Permasalahan Orang Rimba serta kearifan lokal
Dampak perubahan iklim begitu nyata di mata masyarakat adat. Kondisi mereka yang seringkali didiskriminasi dan diabaikan keberadaannya justru semakin memperkeruh kondisi ini. Minimnya pengetahuan dan keterampilan masyarakat adat untuk merespons perubahan lingkungan yang mereka alami kadangkala menimbulkan bentuk adaptasi yang tidak efektif (maladaptive). Maka dari itu, tidak berlebihan apabila masyarakat adat dikategorikan sebagai salah satu kelompok paling rentan terkena dampak perubahan iklim.
Studi yang dilakukan pada tahun 2007 oleh UNPFII juga menyimpulkan bahwa, ‘masyarakat adat merupakan pihak yang pertama kali mendapatkan dampak langsung perubahan iklim meskipun kontribusi mereka terhadap emisi gas rumah kaca kecil.’ Di Indonesia, penyumbang emisi gas rumah kaca terbesar diperkirakan berasal dari kegiatan penggunaan lahan, perubahan penggunaan lahan, dan kehutanan. Pada kasus Orang Rimba, perubahan penggunaan lahan untuk aktivitas perusahaan kelapa sawit menyebabkan mereka terusir dari rumahnya sendiri.

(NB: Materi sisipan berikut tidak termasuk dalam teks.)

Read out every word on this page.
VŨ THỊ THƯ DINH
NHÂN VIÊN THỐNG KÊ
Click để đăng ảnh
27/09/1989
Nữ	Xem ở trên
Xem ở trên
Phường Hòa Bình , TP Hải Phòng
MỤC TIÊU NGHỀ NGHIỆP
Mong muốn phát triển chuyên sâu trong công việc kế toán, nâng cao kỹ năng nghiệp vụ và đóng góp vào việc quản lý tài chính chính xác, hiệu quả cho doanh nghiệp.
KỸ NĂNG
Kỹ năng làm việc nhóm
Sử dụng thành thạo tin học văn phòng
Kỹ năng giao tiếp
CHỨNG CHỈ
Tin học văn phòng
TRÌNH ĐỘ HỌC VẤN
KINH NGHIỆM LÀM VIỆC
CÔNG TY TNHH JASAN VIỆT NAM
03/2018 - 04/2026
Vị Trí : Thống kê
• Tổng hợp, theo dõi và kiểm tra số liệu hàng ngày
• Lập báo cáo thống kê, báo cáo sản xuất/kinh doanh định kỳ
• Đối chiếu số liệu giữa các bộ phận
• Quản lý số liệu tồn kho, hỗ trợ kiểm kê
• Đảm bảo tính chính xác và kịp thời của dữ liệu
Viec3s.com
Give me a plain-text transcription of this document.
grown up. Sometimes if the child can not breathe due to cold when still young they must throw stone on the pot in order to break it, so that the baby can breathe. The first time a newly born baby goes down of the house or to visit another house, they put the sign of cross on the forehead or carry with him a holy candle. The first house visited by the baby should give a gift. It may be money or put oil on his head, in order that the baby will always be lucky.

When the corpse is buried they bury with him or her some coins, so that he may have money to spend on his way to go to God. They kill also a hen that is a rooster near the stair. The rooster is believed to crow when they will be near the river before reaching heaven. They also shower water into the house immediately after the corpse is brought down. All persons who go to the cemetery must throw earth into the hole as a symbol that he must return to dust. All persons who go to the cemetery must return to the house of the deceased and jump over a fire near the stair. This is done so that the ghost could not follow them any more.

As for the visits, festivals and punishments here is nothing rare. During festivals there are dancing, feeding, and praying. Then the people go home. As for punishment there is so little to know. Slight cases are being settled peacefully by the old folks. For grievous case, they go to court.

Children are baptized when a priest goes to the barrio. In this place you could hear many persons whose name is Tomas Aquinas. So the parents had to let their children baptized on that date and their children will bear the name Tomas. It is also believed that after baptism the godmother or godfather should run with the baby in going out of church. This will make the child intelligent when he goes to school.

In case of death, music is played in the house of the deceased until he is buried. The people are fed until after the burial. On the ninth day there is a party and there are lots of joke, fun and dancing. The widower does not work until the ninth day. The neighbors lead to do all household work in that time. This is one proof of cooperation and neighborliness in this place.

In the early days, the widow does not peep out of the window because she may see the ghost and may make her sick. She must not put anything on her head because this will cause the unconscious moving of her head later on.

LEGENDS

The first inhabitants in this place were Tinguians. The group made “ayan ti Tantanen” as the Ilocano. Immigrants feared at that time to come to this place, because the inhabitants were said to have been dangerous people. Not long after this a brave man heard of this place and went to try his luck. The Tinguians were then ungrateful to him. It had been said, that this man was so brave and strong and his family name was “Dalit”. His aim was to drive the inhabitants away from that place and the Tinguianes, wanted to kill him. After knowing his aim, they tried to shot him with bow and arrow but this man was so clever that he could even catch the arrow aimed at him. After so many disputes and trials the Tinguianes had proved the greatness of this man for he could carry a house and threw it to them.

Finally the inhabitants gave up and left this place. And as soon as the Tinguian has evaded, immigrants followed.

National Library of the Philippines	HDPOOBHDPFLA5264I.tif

Operasionalisasi perusahaan kelapa sawit meningkatkan emisi gas rumah kaca serta potensi perubahan iklim di wilayah Jambi, sehingga hutan-hutan tempat tinggal Orang Rimba kerap dilanda bencana kemarau panjang dan kebakaran. Tidak hanya kehilangan sumber penghidupan, meninggalkan cara hidup dan tradisi mereka; kompleksitas masalah yang dihadapi Orang Rimba ini juga menguji kapasitas mereka untuk mendeterminasikan nasib dan jalan hidupnya sendiri.
Kerentanan Orang Rimba terhadap perubahan iklim mengharuskan mereka untuk menentukan keputusan yang amat berat dan tidak pernah terlintas dalam pikiran mereka sebelumnya. Keputusan untuk menanggalkan tradisi leluhur dan kepercayaan yang telah dianutnya sejak lama. Isian kolom agama pada kartu tanda penduduk tidak mencantumkan kepercayaan Orang Rimba sebagai agama yang diakui negara. Guna mendapatkan status kewarganegaraan dan melanjutkan penghidupannya, Orang Rimba terpaksa memeluk satu agama yang diakui di Indonesia.
Sungguh ironis melihat bagaimana degradasi lingkungan, kerentanan terhadap perubahan iklim, serta kebutuhan untuk bertahan hidup pada akhirnya merubah cara hidup masyarakat adat. Misalnya saja keberadaan permukiman permanen yang dibangun oleh pemerintah secara tidak langsung memaksa Orang Rimba untuk hidup menetap di satu lokasi. Upaya adaptasi perubahan iklim dan lingkungan yang ditujukan bagi Orang Rimba tersebut ternyata tidak sesuai harapan. Banyak rumah-rumah di permukiman tersebut yang ditinggalkan oleh mereka karena mereka kembali ke hutan.
Meskipun perwakilan masyarakat adat telah terlibat dalam negosiasi perubahan iklim internasional sejak tahun 2008, di titik ini kita mengetahui bahwa dampak nyata perubahan iklim masih mengancam kehidupan masyarakat adat di seluruh dunia. Kasus-kasus serupa yang menimpa Orang Rimba bisa saja terjadi. Selain meningkatan sensitifitas kita terhadap informasi aktual yang menyinggung nasib masyarakat adat dalam kondisi iklim yang berubah, upaya negosiasi pendanaan iklim global juga dapat dilakukan dengan mengefisienkan dana untuk kepentingan adaptasi perubahan iklim masyarakat adat.
Kearifan lokal masyarakat adat juga dapat memberikan peluang strategis bagi pengembangan model adaptasi perubahan iklim yang lebih efektif. Kearifan lokal ini terdiri atas nilai dan wawasan lokal yang senantiasa terjaga serta menjadi penghubung manajemen risiko bencana yang tengah dikembangkan saat ini. Kombinasi antara kearifan lokal dan adaptasi perubahan iklim diharapkan menjadi masukan bagi strategi adaptasi yang relevan dengan kebutuhan masyarakat adat saat ini serta mampu memperbaiki kondisi resiliensi masyarakat adat secara berkelanjutan.